As a pro, Kendall’s inability to make consistent contact has derailed his career. He’s a career .223 hitter in the minors with a 32.3% strikeout rate.
Alex Binelas, 1B/3B, Louisville
If Fabian is currently in a big slump, Binelas is trying to put a very slow start behind him.
Over the first eight games of the season before conference play began, Binelas was hitting .065/.189/.097 (2-for-31). Binelas was striking out a little more than would be ideal (24.3%), but it was more a case of him rarely doing anything with pitches when he did connect.
Binelas played in just two games in the abbreviated 2020 season because of a hand injury, so the slow start follows a year where he didn’t get to show what he could do.
SInce then, he’s shown signs that it was a slow start more than a lasting problem.
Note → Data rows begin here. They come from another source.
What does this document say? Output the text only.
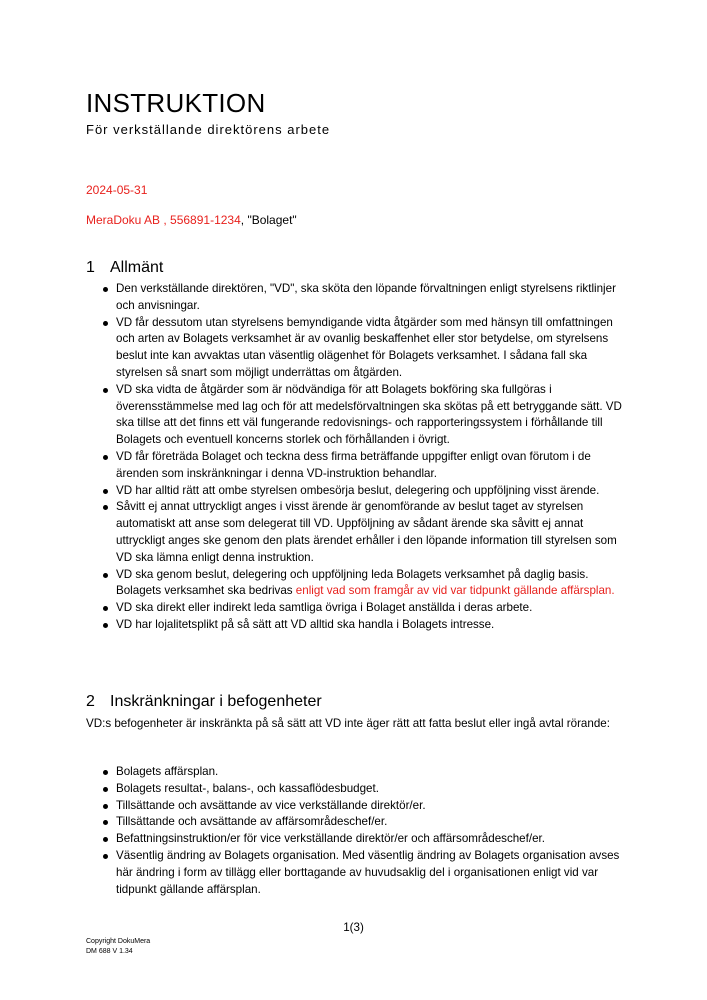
INSTRUKTION

För verkställande direktörens arbete

2024-05-31

MeraDoku AB , 556891-1234, "Bolaget"

1 Allmänt
Den verkställande direktören, "VD", ska sköta den löpande förvaltningen enligt styrelsens riktlinjer och anvisningar.
VD får dessutom utan styrelsens bemyndigande vidta åtgärder som med hänsyn till omfattningen och arten av Bolagets verksamhet är av ovanlig beskaffenhet eller stor betydelse, om styrelsens beslut inte kan avvaktas utan väsentlig olägenhet för Bolagets verksamhet. I sådana fall ska styrelsen så snart som möjligt underrättas om åtgärden.
VD ska vidta de åtgärder som är nödvändiga för att Bolagets bokföring ska fullgöras i överensstämmelse med lag och för att medelsförvaltningen ska skötas på ett betryggande sätt. VD ska tillse att det finns ett väl fungerande redovisnings- och rapporteringssystem i förhållande till Bolagets och eventuell koncerns storlek och förhållanden i övrigt.
VD får företräda Bolaget och teckna dess firma beträffande uppgifter enligt ovan förutom i de ärenden som inskränkningar i denna VD-instruktion behandlar.
VD har alltid rätt att ombe styrelsen ombesörja beslut, delegering och uppföljning visst ärende.
Såvitt ej annat uttryckligt anges i visst ärende är genomförande av beslut taget av styrelsen automatiskt att anse som delegerat till VD. Uppföljning av sådant ärende ska såvitt ej annat uttryckligt anges ske genom den plats ärendet erhåller i den löpande information till styrelsen som VD ska lämna enligt denna instruktion.
VD ska genom beslut, delegering och uppföljning leda Bolagets verksamhet på daglig basis. Bolagets verksamhet ska bedrivas enligt vad som framgår av vid var tidpunkt gällande affärsplan.
VD ska direkt eller indirekt leda samtliga övriga i Bolaget anställda i deras arbete.
VD har lojalitetsplikt på så sätt att VD alltid ska handla i Bolagets intresse.
2 Inskränkningar i befogenheter

VD:s befogenheter är inskränkta på så sätt att VD inte äger rätt att fatta beslut eller ingå avtal rörande:

Bolagets affärsplan.
Bolagets resultat-, balans-, och kassaflödesbudget.
Tillsättande och avsättande av vice verkställande direktör/er.
Tillsättande och avsättande av affärsområdeschef/er.
Befattningsinstruktion/er för vice verkställande direktör/er och affärsområdeschef/er.
Väsentlig ändring av Bolagets organisation. Med väsentlig ändring av Bolagets organisation avses här ändring i form av tillägg eller borttagande av huvudsaklig del i organisationen enligt vid var tidpunkt gällande affärsplan.

1(3)

Copyright DokuMera
DM 688 V 1.34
Over the last three weeks, Binelas is hitting .353/.429/.735 and since conference play began in early March, he’s hitting .279/.373/.574. There’s enough time for him to put a brutal start behind him. But he’s going to have to have a furious finish to meet the statistical standards of what is expected from a first-round college bat.
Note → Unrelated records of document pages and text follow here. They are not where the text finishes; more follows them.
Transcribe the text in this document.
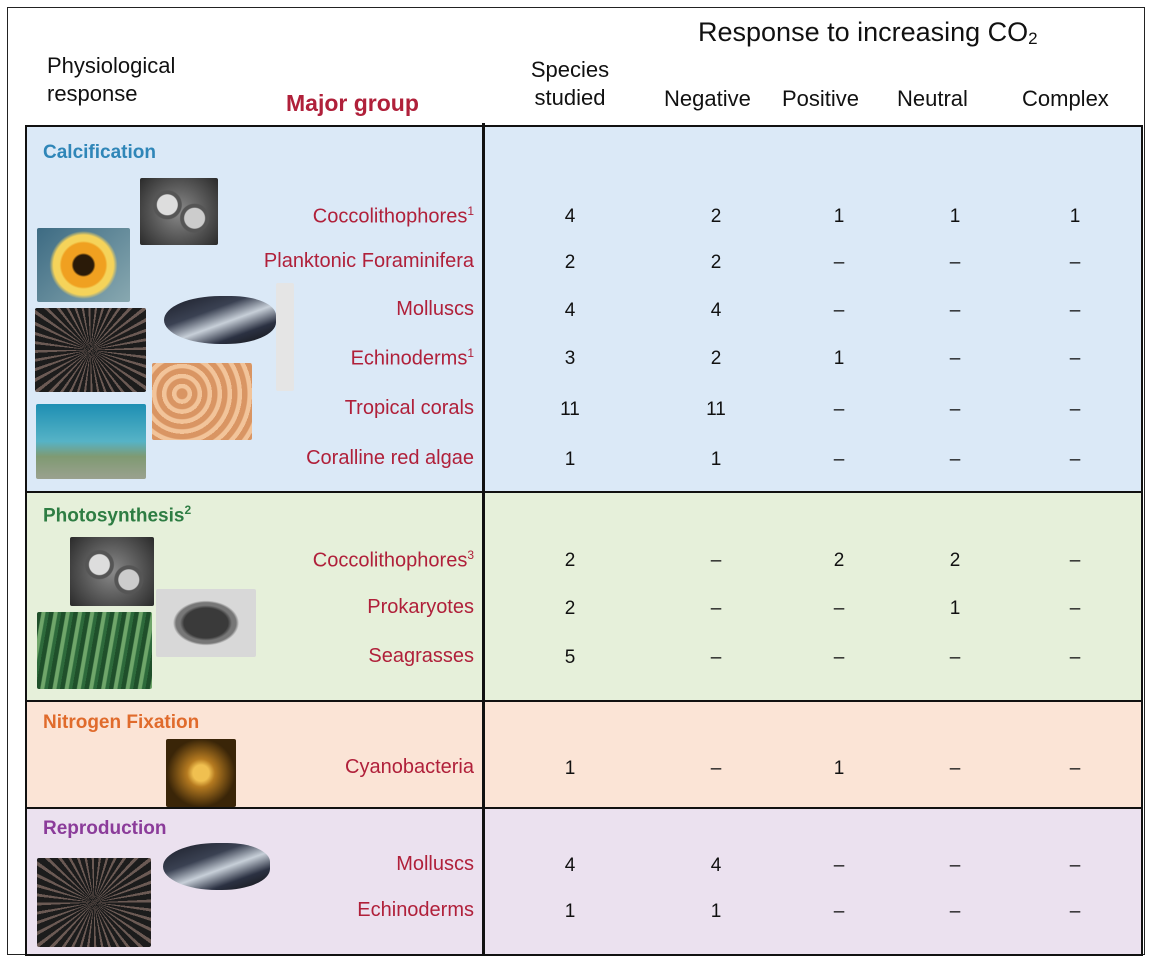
Physiological
response	Major group
Species
studied
Response to increasing $CO_2$
Negative Positive Neutral Complex
Calcification
Photosynthesis$^2$
Nitrogen Fixation
Reproduction
Coccolithophores$^1$	4	2	1	1	1
Planktonic Foraminifera	2	2	–	–	–
Molluscs	4	4	–	–	–
Echinoderms$^1$	3	2	1	–	–
Tropical corals	11	11	–	–	–
Coralline red algae	1	1	–	–	–
Coccolithophores$^3$	2	–	2	2	–
Prokaryotes	2	–	–	1	–
Seagrasses	5	–	–	–	–
Cyanobacteria	1	–	1	–	–
Molluscs	4	4	–	–	–
Echinoderms	1	1	–	–	–
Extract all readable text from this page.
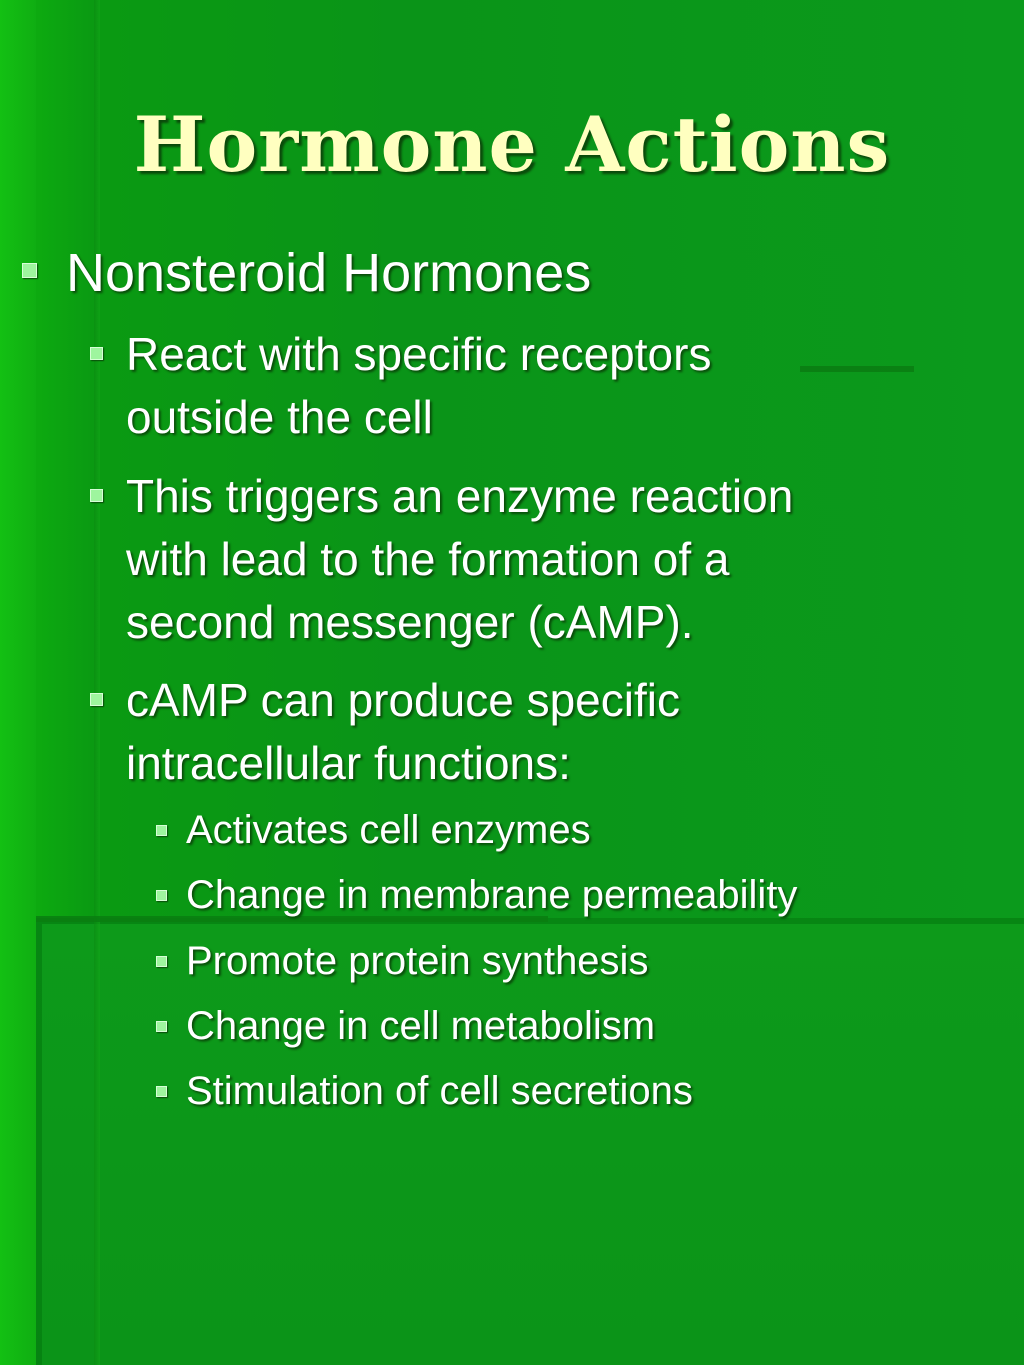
Hormone Actions
Nonsteroid Hormones
React with specific receptors
outside the cell
This triggers an enzyme reaction
with lead to the formation of a
second messenger (cAMP).
cAMP can produce specific
intracellular functions:
Activates cell enzymes
Change in membrane permeability
Promote protein synthesis
Change in cell metabolism
Stimulation of cell secretions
Roughly halfway through the season, Binelas is hitting .212/.317/.424 overall in 99 at-bats over 26 games. There are 24 games left on the regular season schedule, plus the postseason. If he hits .350 (35-for-100) over the rest of the season, he’d still be hitting only .281 overall, which would rank among the lowest batting averages of a first-round pick in the past decade.
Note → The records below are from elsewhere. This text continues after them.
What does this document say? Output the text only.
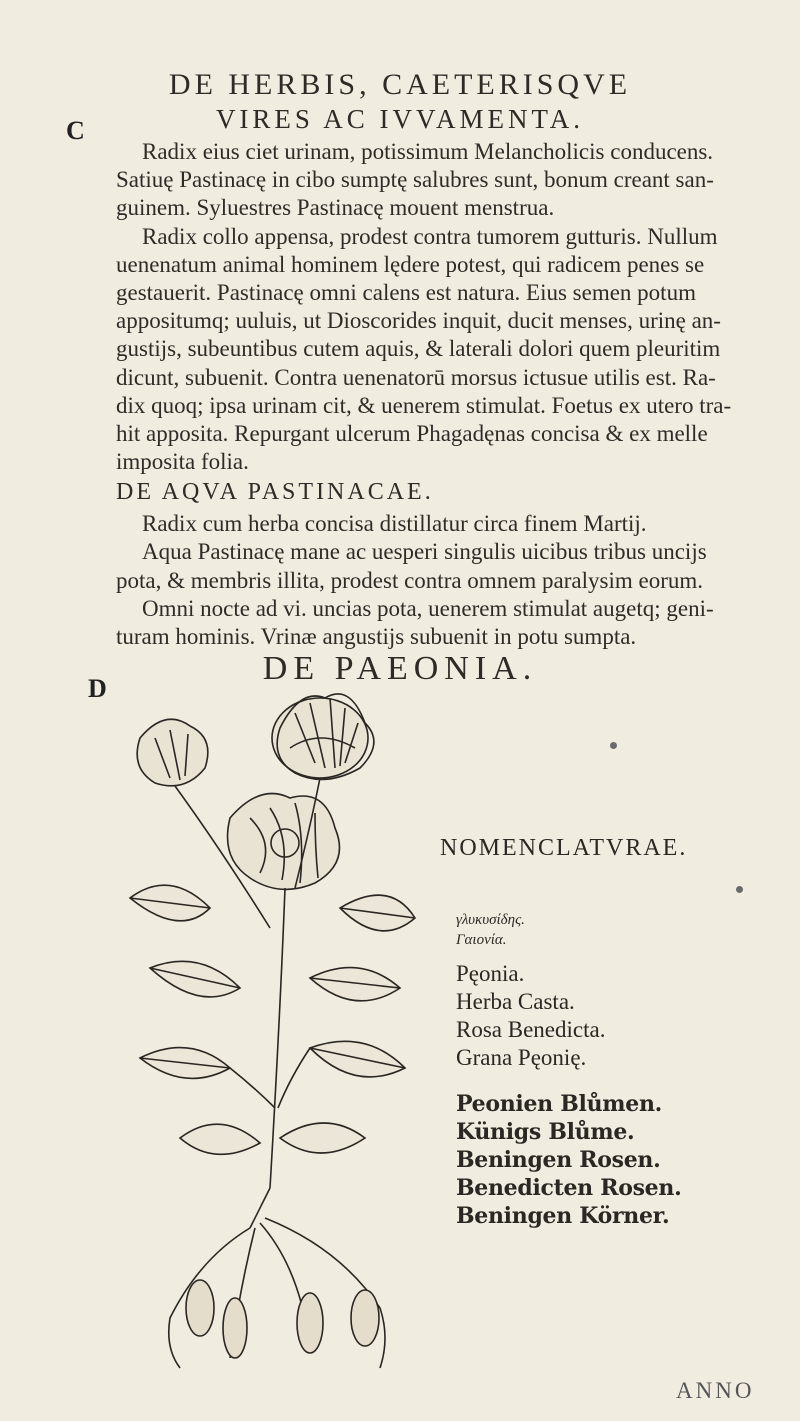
C
D
DE HERBIS, CAETERISQVE
VIRES AC IVVAMENTA.

Radix eius ciet urinam, potissimum Melancholicis conducens.

Satiuę Pastinacę in cibo sumptę salubres sunt, bonum creant san-

guinem. Syluestres Pastinacę mouent menstrua.

Radix collo appensa, prodest contra tumorem gutturis. Nullum

uenenatum animal hominem lędere potest, qui radicem penes se

gestauerit. Pastinacę omni calens est natura. Eius semen potum

appositumq; uuluis, ut Dioscorides inquit, ducit menses, urinę an-

gustijs, subeuntibus cutem aquis, & laterali dolori quem pleuritim

dicunt, subuenit. Contra uenenatorū morsus ictusue utilis est. Ra-

dix quoq; ipsa urinam cit, & uenerem stimulat. Foetus ex utero tra-

hit apposita. Repurgant ulcerum Phagadęnas concisa & ex melle

imposita folia.

DE AQVA PASTINACAE.

Radix cum herba concisa distillatur circa finem Martij.

Aqua Pastinacę mane ac uesperi singulis uicibus tribus uncijs

pota, & membris illita, prodest contra omnem paralysim eorum.

Omni nocte ad vi. uncias pota, uenerem stimulat augetq; geni-

turam hominis. Vrinæ angustijs subuenit in potu sumpta.

DE PAEONIA.
NOMENCLATVRAE.
γλυκυσίδης.
Γαιονία.
Pęonia.
Herba Casta.
Rosa Benedicta.
Grana Pęonię.
Peonien Blůmen.
Künigs Blůme.
Beningen Rosen.
Benedicten Rosen.
Beningen Körner.
ANNO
There were seven first-round college bats to hit under .300 in their draft year from 2010-2019: Michael Busch, Logan Davidson, Murray, Travis Swaggerty, Richie Martin, Deven Marrero and Levi Michael. Marrero’s .279 batting average was the worst of the group.
Busch and Davidson were 2019 draftees who have yet to really have a chance to show what they can do. Murray never played a pro baseball game because of his football career. But the other four—Swaggerty, Martin, Marrero and Michael—have all struggled to hit as pros. Swaggerty is still young, but he does not currently rank among the Pirates Top 10 prospects after hitting .265/.347/.381 for High-A Bradenton in 2019.
Martin was left unprotected by the A’s in his first year of Rule 5 eligibility and was picked by the Orioles after hitting .257/.340/.369 in the minors. He’s hit .208/.260/.322 in his MLB career so far. Marrero is a career .194/.246/.279 hitter in 163 MLB games. Michael is a career .258/.346/.371 minor league hitter who was left unprotected and unpicked when he became Rule 5 eligible. He reached Triple-A in his minor league career.
Also working against Binelas’ draft status is his move back to first base. He began the year as Louisville’s third baseman, but he’s played there only twice since March 6, spending most of his time at first base. Binelas hasn’t looked lost in his time at third base, but scouts aren’t getting to see him there much, and his ability to play there would add to his pro prospects.
Fabian and Binelas’ seasons aren’t over yet. And both still have time to alleviate scouts’ concerns. But halfway through the season, the pair of preseason All-Americans have a lot of work to do.